Proposed model of action of tumor-derived factors and mechanical stimulation on myotubes and myoblasts. Mixed cultures of myotubes and myoblasts mature in culture by increasing the diameter of myotubes, the fusion index (i.e., myogenic differentiation tout court, including the formation of novel myotubes) and the number of nuclei per myotube (i.e., myotube accretion by incorporation of myoblasts). C26 tumor-derived factors include activin and induce further expression and release of activin as well as a decrease of follistatin expression and its release by muscle cells, ultimately leading to myotube atrophy, a block of myogenic differentiation and hampered incorporation of myoblasts into myotubes.
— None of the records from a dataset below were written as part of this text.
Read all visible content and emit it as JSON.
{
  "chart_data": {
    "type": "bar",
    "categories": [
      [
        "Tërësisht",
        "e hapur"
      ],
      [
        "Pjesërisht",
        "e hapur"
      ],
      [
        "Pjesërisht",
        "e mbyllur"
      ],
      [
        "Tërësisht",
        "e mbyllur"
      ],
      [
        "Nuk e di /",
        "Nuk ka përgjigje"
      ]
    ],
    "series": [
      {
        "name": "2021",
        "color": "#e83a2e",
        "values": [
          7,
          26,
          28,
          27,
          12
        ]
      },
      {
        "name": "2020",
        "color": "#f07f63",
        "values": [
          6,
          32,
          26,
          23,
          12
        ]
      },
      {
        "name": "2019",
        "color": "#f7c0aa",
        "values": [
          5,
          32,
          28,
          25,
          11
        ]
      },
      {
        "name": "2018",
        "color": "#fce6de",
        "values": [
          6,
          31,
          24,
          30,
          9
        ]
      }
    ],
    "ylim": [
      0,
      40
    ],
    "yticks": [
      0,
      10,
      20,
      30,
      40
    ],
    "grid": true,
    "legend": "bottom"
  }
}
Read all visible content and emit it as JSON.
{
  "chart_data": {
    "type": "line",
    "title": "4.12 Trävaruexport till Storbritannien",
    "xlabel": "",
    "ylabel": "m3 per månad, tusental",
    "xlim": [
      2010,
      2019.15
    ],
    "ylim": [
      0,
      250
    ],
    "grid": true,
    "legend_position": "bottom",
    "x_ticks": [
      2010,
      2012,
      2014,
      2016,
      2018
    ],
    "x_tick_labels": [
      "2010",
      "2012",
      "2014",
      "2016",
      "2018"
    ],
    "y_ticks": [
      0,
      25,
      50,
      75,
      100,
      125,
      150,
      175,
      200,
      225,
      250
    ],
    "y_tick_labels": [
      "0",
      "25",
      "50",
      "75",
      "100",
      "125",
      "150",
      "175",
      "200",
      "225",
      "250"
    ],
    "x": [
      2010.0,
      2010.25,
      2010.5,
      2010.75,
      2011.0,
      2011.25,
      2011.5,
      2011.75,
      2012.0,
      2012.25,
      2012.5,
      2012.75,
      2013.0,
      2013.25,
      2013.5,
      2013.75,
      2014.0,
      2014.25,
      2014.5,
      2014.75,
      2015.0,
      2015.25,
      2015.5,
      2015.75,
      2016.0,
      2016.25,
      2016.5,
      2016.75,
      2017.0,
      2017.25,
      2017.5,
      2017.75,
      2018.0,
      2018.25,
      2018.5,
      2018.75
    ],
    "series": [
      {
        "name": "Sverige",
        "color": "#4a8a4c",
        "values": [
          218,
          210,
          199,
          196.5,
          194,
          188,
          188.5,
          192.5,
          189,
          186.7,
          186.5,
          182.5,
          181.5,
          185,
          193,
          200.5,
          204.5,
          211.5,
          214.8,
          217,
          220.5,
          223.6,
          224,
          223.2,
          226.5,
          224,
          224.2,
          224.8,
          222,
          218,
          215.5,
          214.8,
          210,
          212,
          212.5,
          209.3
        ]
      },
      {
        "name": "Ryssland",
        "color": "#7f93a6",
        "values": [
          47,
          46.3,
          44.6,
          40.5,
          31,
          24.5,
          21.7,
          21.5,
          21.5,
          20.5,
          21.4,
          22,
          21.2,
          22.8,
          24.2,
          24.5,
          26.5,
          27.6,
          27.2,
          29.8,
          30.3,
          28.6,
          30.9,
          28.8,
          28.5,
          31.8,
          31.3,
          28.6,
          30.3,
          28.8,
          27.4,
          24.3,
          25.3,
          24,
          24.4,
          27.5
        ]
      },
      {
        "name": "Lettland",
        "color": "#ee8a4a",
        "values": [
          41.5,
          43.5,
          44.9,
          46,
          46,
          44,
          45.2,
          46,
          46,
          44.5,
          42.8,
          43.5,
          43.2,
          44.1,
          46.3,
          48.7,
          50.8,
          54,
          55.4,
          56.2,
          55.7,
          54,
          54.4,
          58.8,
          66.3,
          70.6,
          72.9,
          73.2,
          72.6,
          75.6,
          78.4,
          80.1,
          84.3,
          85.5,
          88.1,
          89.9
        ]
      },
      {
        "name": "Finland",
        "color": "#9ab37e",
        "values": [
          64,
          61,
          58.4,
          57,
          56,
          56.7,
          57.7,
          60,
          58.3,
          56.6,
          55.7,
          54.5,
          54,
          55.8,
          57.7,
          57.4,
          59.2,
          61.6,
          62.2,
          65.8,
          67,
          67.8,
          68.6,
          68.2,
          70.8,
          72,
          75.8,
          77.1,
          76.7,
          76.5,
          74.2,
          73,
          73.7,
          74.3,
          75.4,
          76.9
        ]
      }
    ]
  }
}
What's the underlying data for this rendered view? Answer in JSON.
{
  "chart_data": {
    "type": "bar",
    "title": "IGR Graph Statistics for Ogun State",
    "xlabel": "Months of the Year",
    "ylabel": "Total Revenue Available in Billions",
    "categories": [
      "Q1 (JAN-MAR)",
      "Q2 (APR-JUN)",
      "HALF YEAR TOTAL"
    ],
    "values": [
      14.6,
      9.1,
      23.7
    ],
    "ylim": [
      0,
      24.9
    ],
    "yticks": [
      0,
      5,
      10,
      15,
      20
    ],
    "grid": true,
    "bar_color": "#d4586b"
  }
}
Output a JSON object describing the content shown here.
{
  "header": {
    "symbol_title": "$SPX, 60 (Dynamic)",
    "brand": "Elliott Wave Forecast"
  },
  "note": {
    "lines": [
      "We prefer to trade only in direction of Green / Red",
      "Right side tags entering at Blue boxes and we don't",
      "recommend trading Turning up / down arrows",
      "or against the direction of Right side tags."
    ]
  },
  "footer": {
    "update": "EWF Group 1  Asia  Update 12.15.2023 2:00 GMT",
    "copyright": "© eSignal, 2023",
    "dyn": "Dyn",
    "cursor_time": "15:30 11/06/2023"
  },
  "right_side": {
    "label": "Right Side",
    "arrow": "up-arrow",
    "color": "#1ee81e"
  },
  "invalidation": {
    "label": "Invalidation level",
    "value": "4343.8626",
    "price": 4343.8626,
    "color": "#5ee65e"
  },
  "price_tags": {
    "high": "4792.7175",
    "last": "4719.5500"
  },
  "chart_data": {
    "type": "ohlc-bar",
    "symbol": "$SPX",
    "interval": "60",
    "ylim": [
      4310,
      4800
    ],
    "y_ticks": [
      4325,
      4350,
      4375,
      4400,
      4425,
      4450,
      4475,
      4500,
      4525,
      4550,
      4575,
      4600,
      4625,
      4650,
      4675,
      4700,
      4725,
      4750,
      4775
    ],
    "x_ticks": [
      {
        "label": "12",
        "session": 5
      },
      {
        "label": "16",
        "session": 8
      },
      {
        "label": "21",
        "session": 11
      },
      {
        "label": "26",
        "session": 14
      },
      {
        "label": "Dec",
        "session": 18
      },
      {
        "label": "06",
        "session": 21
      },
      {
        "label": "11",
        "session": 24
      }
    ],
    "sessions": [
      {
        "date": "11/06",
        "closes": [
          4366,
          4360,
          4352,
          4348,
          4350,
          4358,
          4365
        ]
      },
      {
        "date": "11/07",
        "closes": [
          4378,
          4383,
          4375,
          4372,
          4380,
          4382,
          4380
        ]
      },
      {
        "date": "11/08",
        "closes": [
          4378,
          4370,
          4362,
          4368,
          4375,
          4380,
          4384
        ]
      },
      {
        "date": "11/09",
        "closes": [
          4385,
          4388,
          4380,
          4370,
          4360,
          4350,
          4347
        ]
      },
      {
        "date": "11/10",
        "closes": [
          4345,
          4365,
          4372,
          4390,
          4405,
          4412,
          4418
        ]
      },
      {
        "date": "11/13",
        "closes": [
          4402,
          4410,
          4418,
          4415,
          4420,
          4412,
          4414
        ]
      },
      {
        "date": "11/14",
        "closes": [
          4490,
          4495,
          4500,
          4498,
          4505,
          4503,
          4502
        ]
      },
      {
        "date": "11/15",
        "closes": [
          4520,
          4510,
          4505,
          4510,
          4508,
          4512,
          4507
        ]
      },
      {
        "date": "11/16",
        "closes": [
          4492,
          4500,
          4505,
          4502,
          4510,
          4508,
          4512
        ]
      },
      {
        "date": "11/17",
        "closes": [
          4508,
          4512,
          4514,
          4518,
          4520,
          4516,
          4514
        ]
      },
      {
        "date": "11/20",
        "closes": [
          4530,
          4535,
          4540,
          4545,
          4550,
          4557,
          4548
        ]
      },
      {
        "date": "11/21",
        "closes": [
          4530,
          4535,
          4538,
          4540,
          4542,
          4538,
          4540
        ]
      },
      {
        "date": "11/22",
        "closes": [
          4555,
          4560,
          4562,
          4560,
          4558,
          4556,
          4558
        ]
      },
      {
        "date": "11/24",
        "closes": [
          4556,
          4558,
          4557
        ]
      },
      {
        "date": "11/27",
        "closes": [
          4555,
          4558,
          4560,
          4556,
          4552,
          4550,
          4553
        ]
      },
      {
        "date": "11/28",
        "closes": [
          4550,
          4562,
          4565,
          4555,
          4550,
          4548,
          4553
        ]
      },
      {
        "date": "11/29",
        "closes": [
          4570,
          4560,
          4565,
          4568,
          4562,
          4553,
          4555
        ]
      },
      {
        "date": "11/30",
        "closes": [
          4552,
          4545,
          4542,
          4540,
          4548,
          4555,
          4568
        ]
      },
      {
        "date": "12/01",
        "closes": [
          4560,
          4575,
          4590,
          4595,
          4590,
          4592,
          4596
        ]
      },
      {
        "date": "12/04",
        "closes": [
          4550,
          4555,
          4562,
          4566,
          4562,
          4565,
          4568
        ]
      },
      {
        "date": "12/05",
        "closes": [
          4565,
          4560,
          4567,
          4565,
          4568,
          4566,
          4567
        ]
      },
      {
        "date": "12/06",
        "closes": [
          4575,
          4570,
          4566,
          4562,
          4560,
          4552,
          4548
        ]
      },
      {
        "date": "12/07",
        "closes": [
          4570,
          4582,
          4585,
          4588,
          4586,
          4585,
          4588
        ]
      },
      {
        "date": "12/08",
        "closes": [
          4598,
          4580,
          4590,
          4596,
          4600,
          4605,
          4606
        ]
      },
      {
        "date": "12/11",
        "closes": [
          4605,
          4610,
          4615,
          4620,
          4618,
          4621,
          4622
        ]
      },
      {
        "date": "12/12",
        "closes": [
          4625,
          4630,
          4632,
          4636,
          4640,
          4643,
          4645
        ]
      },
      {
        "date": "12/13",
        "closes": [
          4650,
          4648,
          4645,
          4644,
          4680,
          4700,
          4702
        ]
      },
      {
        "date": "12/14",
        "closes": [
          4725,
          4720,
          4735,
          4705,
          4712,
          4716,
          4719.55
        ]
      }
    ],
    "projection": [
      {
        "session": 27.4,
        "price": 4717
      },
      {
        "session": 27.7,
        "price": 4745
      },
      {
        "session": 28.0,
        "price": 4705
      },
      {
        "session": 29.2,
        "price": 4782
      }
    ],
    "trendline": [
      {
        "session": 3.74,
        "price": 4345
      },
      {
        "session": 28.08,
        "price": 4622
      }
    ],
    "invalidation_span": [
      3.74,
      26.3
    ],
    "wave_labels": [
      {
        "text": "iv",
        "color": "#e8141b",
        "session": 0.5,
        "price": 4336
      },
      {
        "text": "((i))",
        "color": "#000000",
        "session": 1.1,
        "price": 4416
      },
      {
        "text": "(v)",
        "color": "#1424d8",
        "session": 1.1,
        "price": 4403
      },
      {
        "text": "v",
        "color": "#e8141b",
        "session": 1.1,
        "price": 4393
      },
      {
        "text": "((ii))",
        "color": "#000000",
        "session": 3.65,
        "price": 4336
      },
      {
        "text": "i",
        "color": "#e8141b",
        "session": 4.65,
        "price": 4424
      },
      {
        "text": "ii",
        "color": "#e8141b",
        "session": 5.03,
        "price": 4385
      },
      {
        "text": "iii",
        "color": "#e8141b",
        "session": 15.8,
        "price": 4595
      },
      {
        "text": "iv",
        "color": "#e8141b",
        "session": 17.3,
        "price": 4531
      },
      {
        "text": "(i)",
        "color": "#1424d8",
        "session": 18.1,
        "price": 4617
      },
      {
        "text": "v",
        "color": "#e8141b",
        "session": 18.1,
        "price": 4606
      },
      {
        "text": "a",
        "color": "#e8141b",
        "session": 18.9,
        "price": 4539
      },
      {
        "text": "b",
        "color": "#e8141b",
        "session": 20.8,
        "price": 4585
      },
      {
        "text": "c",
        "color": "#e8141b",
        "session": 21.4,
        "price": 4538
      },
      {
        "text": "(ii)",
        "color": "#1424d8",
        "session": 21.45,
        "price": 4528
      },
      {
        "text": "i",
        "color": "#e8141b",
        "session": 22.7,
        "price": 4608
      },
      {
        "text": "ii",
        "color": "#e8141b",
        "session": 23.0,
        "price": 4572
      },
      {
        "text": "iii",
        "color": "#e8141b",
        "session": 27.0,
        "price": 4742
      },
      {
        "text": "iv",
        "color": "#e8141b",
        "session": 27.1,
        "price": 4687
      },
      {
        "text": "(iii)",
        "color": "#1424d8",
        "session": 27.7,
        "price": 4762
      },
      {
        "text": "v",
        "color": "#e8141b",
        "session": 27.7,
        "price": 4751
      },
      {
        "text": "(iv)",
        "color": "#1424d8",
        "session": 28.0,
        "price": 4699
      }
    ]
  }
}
On the other hand, mechanical stimulation counteracts the negative effects exerted by tumor-derived factors on muscle cells by diminishing the levels of activin available to bind actRIIB: this is obtained by reducing activin concentration in the medium and by rescuing follistatin release by muscle cells. Recombinant activin (rActivin A) mimics tumor CM and its effects are counteracted by recombinant follistatin (rFollistatin). However, rFollistatin only partially counteracts CM: since, in the presence of CM, follistatin rescues the fusion index but not myotube diameter nor the number of NpM, while mechanical stimulation also reverts CM-mediated effects on myotube size, follistatin is mostly responsible for the regulation of myogenic differentiation, while mechanical stimulation preserves myotube size through additional mechanisms. The signaling pathways downstream of actRIIB involve the activation of SMAD2/3 transcriptional activity, which is increased by tumor-derived factors and decreased by mechanical stimulation, resulting in the regulation of MRF expression leading to myoblast differentiation and fusion.